16 Truths You Should Know: God Is One and God Is Three
Wednesday, April 8, 2020 at 3:30AM
rebecca in theology

When you saw the title to this post, did you immediately think of the Trinity? The Christian God, as you probably already know, is triune. He is one God, but he also exists as Father, Son, and Spirit. 

The title of this post, however, isn’t necessarily Trinitarian. It’s true that the triune God of Christianity is both one and three, but he is one and three in a specific sense. He is not one God who simply appears in three different roles in relation to creation. The Father, Son, and Spirit are not merely three different manifestations of a single divine person, to use the language of some cunning nontrinitarians. A single-personed god with three roles or manifestations is the god of modalism, a heresy Christians condemned a long time ago.

Nor does the Triune God consist of three separate gods who work together in a unified way. Worshiping three gods would be tritheism, a form of polytheism, not Christianity. 

Defining the Trinity

To make the title of this post specifically Trinitarian, I could have written that God is one being and three persons. This is the most common formulation of the Trinity in English. When it comes to understanding this formula, however, the way we use those words in everyday English, especially when it comes to the word person, works against us. We use person to refer to separate individuals, but the persons of the Trinity—Father, Son, and Holy Spirit—are not individuals. They exist as one being. The three persons are distinct, but they are never separate.

One What, Three Whos

My favorite way to explain what person means in the doctrine of the Trinity is to say that each person is a who. The triune God, then, is one what (or being) and three whos (or persons). (This formulation of the Trinity as one ‘what’ and three ‘whos’ is also useful for teaching children the doctrine of the Trinity without using eggs, shamrocks, water, or other illustrations that do more to confuse things than clarify them.)

J. I Packer says that each person is an “‘I’ in relation to two who are ‘you’.”1 Each person is himself and not the others. Still, all three persons exist as one being. The three “whos” are always together as one “what.”

Co-Equal and Co-Eternal

There are two other English words used to express the doctrine of the Trinity. Orthodox formulations say that the three persons in the one being of God are co-equal and co-eternal. That they are co-equal means that Father, Son, and Spirit are each fully God. No person is greater than or less than the others.

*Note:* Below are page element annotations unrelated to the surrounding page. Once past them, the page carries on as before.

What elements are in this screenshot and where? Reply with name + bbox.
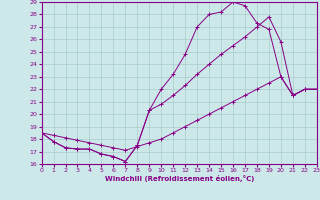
X-axis label: Windchill (Refroidissement éolien,°C): Windchill (Refroidissement éolien,°C) [105, 175, 254, 182]
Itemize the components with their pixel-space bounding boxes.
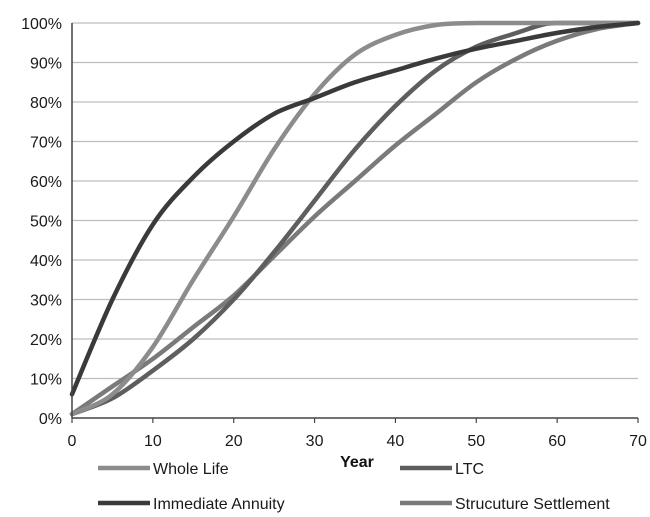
y-tick-label: 10% (30, 372, 62, 389)
y-tick-label: 0% (39, 411, 62, 428)
y-tick-label: 90% (30, 56, 62, 73)
legend-label: Strucuture Settlement (455, 496, 610, 513)
y-tick-label: 70% (30, 135, 62, 152)
x-tick-label: 50 (467, 433, 485, 450)
legend-label: Immediate Annuity (153, 496, 285, 513)
y-tick-label: 100% (21, 16, 62, 33)
x-axis-ticks: 0 10 20 30 40 50 60 70 (68, 418, 647, 450)
x-tick-label: 40 (387, 433, 405, 450)
y-tick-label: 80% (30, 95, 62, 112)
y-tick-label: 30% (30, 293, 62, 310)
y-tick-label: 50% (30, 214, 62, 231)
series-line-strucuture-settlement (69, 20, 641, 417)
x-tick-label: 30 (306, 433, 324, 450)
legend-item: Whole Life (98, 461, 229, 478)
y-axis-ticks: 0% 10% 20% 30% 40% 50% 60% 70% 80% 90% 100% (21, 16, 62, 428)
grid-lines (72, 22, 638, 380)
legend-item: Strucuture Settlement (400, 496, 610, 513)
y-tick-label: 60% (30, 174, 62, 191)
legend: Whole Life LTC Immediate Annuity Strucuture… (98, 461, 610, 513)
x-tick-label: 70 (629, 433, 647, 450)
y-tick-label: 20% (30, 332, 62, 349)
x-tick-label: 60 (548, 433, 566, 450)
legend-label: LTC (455, 461, 484, 478)
legend-label: Whole Life (153, 461, 229, 478)
x-axis-label: Year (340, 454, 374, 471)
x-tick-label: 0 (68, 433, 77, 450)
x-tick-label: 10 (144, 433, 162, 450)
series-line-whole-life (69, 20, 641, 417)
series-layer (69, 20, 641, 417)
axes (71, 23, 638, 419)
legend-item: LTC (400, 461, 484, 478)
legend-item: Immediate Annuity (98, 496, 285, 513)
x-tick-label: 20 (225, 433, 243, 450)
series-line-immediate-annuity (69, 20, 641, 397)
y-tick-label: 40% (30, 253, 62, 270)
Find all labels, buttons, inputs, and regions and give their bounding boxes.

And each person of the Trinity is eternal, so we say they are co-eternal. Father, Son, and Spirit have always existed together as the one being of God. No person came into being; none had a beginning. 

Safeguarding the Teaching of Scripture

These Trinitarian words—personbeingco-equalco-eternal, and even Trinity itself—are not used in scripture, but they are thoroughly biblical because they explain the biblical data. For instance, the Bible records the Son praying to the Father and sending the Holy Spirit, so we know that Father, Son, and Spirit are distinct persons, not just different manifestations of one person. And scripture also makes it clear that the three persons are each worthy of worship, so we know they are each fully God. But at the same time, throughout scripture we are taught that there is only one God who must be worshipped exclusively. Drawing from scripture, then, we say that God is triune. He is one being and three persons (Father, Son, and Holy Spirit), and the three persons are coequal and coeternal.  This formula and these terms are used to safeguard the biblical teaching about God.

The Trinity Is Greater

Because the Christian God is triune, he is greater the so-called gods of other religions. He is, for instance, loving by nature, something a single-person god cannot be. Since love flowed between the persons of the Trinity eternally, the Christian God does not need anything outside himself to be loving. He is eternally loving in himself and from himself, or, to put it another way, he is loving by nature. 

A single-person god, on the other hand, cannot love—at least not with love that is not self-focused—unless there is something or someone outside himself to love. No eternal, from himself, by nature love flows from a single-person God. To love, a single-person god needs to create something or someone to love. 

But love flows out eternally and naturally from the Christian God, who can, then, be the source of all love. “Love is from God” (1 John 4:7) can only be true of the Trinity.

And the Triune God can save us completely in a way no other god could. In the work of salvation, the Father chooses a people, and sends the Son to redeem them. The Son comes, redeems his people and then intercedes with the Father for them. The Spirit applies redemption to God’s people, recreates them, and keeps them. Our whole Christian life depends on our three-person God.

1Concise Theology: A Guide to Historic Christian Beliefs, by J. I. Packer, page 42.